I don't think it's a blcli issue, it looks like it can't find a file - "cis-aix-mapping/mapping.xml"
is that file there, in the cis-compliance-content directory ? (or app compliance) ?
Yep, I had checked to see if it's there, and it is. I also changed all permissions of all the installation files to 777, but I still run into the same problem.
drwxrwxrwx 2 scraw mware 4096 Jan 29 01:05 .
drwxrwxrwx 72 scraw mware 4096 Jan 26 23:03 ..
-rwxrwxrwx 1 scraw mware 33609 Sep 11 03:04 mapping.xml
i just installed the content and i didn't have any issues. can you try re-downloading the zip?
I rechecked the files for the 7.4.5 templates and everything seems to have been downloaded and copied fine.
I tried opening several of the the mapping.xml files in my Windows explorer, and all of them always gave me this error:
+The XML page cannot be displayed
Cannot view XML input using style sheet. Please correct the error and then click the Refresh button, or try again later.
The system cannot locate the resource specified. Error processing resource 'file://bladelogic.com/dtds/Import-Mapping.dtd'....
<!DOCTYPE mapping SYSTEM "file://bladelogic.com/dtds/Import-Mapping.dtd">+
Is that the correct path for the dtd file? Is this the expected behavior for these xml files when they are opened for viewing?
Hi Bill - I figured out the problem. I was connecting to the app server via NSH instead of being directly logged onto the app server as bladmin.
Since it kept erroring whenever the blcli_execute was trying to run, I am assuming that NSH performance commands can only be run locally on the server?
i think you can still do it that way as long as you are getting mapped to root or bladmin (os users) on the appserver.
I've finally managed to get all but one compliace template install completed. The last script is giving me issues: load-pci-compliance-templates.nsh
Whenever I run it (with bladmin), I cannot get passed this call:
+Command execution failed. com.bladelogic.mfw.util.AccessDeniedException: Access Denied PropertyClass.Modify on DISA STIG Properties
ERROR: blcli_execute PropertyClass addProperty Class://SystemObject/DISA STIG Properties Unix Application Accounts returned error code. Result is: false
Error running content-loader-pdq.nsh
Error running pci-aix-install.nsh+
I did not have this problem in my test environment. Any idea what needs to be done to get rid of the access denied messages?
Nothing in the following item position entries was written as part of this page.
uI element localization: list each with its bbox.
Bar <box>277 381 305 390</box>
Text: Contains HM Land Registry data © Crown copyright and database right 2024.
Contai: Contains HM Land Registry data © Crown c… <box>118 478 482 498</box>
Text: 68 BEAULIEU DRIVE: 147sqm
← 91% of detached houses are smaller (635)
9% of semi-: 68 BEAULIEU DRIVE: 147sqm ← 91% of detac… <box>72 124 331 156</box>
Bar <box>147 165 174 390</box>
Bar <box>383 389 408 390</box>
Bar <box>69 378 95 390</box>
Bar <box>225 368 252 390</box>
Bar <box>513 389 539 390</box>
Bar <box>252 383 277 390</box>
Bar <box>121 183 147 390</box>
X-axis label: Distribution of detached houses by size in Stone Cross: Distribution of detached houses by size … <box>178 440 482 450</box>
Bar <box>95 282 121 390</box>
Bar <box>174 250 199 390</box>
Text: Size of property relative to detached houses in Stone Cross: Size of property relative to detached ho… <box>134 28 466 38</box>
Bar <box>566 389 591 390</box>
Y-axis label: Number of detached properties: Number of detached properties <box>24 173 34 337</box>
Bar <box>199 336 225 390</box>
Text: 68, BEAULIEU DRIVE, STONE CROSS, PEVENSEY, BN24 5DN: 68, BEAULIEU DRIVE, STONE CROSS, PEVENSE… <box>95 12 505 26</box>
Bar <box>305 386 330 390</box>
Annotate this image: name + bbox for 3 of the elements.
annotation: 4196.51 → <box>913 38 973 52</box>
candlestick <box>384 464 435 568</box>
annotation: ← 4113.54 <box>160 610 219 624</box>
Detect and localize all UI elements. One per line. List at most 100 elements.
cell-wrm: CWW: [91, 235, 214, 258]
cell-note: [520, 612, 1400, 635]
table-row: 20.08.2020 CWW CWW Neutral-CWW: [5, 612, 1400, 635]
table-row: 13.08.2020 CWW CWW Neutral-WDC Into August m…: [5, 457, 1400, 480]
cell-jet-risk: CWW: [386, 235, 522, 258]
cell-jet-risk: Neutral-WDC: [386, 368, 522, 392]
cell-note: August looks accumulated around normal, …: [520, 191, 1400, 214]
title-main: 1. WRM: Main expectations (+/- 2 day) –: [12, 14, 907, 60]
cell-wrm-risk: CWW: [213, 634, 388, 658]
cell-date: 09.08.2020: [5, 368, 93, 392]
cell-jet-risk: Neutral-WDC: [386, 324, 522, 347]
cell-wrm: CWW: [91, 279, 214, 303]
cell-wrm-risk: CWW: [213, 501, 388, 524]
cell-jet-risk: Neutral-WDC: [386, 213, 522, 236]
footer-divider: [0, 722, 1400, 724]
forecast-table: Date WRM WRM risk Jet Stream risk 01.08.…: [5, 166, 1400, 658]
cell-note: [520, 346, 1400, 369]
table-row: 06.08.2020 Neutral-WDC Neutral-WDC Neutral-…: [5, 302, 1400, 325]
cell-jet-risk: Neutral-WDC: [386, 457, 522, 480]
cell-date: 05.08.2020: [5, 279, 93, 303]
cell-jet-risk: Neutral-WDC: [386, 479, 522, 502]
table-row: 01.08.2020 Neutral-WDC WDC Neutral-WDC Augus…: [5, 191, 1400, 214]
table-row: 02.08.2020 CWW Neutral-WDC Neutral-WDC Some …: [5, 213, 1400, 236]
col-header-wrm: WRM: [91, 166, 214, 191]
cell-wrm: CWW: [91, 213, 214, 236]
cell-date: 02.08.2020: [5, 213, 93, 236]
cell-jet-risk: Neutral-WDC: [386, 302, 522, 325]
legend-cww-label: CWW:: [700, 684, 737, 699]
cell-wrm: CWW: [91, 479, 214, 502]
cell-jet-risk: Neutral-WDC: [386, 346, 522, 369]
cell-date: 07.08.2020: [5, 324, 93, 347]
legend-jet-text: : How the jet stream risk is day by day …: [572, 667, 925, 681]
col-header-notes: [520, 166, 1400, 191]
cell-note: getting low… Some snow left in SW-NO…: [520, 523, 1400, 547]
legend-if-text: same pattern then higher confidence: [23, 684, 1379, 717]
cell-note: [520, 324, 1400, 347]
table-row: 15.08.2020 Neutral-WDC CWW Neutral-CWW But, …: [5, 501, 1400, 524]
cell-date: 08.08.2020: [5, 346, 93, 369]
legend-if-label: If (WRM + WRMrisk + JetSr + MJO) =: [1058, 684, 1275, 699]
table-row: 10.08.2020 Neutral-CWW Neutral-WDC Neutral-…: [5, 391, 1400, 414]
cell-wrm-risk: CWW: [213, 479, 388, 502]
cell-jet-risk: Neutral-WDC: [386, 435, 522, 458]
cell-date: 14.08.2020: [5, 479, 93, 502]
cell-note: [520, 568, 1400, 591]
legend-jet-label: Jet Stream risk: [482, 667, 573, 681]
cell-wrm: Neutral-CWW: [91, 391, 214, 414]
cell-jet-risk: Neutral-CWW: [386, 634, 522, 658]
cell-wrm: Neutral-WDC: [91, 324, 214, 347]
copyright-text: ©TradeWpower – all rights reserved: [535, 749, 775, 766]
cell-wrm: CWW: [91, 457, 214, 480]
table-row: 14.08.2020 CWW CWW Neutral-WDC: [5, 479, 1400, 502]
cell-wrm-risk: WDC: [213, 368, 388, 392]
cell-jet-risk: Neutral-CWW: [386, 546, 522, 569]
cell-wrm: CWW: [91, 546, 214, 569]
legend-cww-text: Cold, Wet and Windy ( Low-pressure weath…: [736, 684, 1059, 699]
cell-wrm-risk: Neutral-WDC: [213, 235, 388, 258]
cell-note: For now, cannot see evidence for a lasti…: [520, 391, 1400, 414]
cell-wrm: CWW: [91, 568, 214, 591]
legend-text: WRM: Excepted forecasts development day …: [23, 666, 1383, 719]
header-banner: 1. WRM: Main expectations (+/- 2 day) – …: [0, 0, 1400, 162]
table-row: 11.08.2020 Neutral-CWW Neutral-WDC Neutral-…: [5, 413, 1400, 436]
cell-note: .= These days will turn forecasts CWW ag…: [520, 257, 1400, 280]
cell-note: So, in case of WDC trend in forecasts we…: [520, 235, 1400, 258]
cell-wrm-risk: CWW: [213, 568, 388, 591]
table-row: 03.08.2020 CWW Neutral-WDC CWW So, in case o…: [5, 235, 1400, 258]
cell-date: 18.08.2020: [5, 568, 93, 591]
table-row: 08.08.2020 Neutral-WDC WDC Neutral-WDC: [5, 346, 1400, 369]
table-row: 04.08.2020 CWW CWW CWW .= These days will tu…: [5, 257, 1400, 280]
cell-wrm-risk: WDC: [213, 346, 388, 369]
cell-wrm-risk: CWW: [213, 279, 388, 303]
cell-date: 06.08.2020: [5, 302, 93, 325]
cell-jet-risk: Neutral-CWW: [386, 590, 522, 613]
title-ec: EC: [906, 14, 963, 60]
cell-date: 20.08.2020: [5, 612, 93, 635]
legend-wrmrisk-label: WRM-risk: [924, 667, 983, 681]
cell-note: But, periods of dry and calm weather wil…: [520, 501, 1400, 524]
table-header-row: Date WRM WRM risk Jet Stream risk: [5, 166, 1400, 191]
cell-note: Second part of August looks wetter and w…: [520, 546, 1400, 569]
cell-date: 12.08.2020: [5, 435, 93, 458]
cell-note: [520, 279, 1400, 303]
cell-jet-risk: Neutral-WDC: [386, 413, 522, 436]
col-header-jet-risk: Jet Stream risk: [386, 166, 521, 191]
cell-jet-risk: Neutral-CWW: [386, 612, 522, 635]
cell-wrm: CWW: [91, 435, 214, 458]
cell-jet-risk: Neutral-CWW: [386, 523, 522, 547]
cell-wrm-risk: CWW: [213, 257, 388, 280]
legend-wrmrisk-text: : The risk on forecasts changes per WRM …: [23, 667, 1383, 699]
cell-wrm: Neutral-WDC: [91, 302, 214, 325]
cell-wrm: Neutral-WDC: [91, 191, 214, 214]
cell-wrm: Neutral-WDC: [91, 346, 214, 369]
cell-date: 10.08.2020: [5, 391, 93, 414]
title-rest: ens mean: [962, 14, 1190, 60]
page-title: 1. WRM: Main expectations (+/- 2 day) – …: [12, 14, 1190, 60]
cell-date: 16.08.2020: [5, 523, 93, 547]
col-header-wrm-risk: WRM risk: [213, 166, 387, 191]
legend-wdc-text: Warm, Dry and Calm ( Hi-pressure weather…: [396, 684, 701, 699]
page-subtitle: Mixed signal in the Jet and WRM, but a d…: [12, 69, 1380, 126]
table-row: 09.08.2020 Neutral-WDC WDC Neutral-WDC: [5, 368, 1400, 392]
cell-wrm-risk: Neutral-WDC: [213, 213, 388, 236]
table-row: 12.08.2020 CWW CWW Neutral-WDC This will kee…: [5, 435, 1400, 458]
it looks like your user cannot create custom property classes, or does not have permission on the 'custom property class' area in the property dictionary.
what role are you running this under? check the authorizations granted to the role (something like PropertyClass.*) and the ACLs on the Property Dictionary
Yes the BLAdmins role did not have any access to those particular properties in the prop. dictionary. This was most likely because those templates already existed from a previous installation (they had other roles with permissions that were not default).
I needed to remove these properties and then run the install script again, which worked.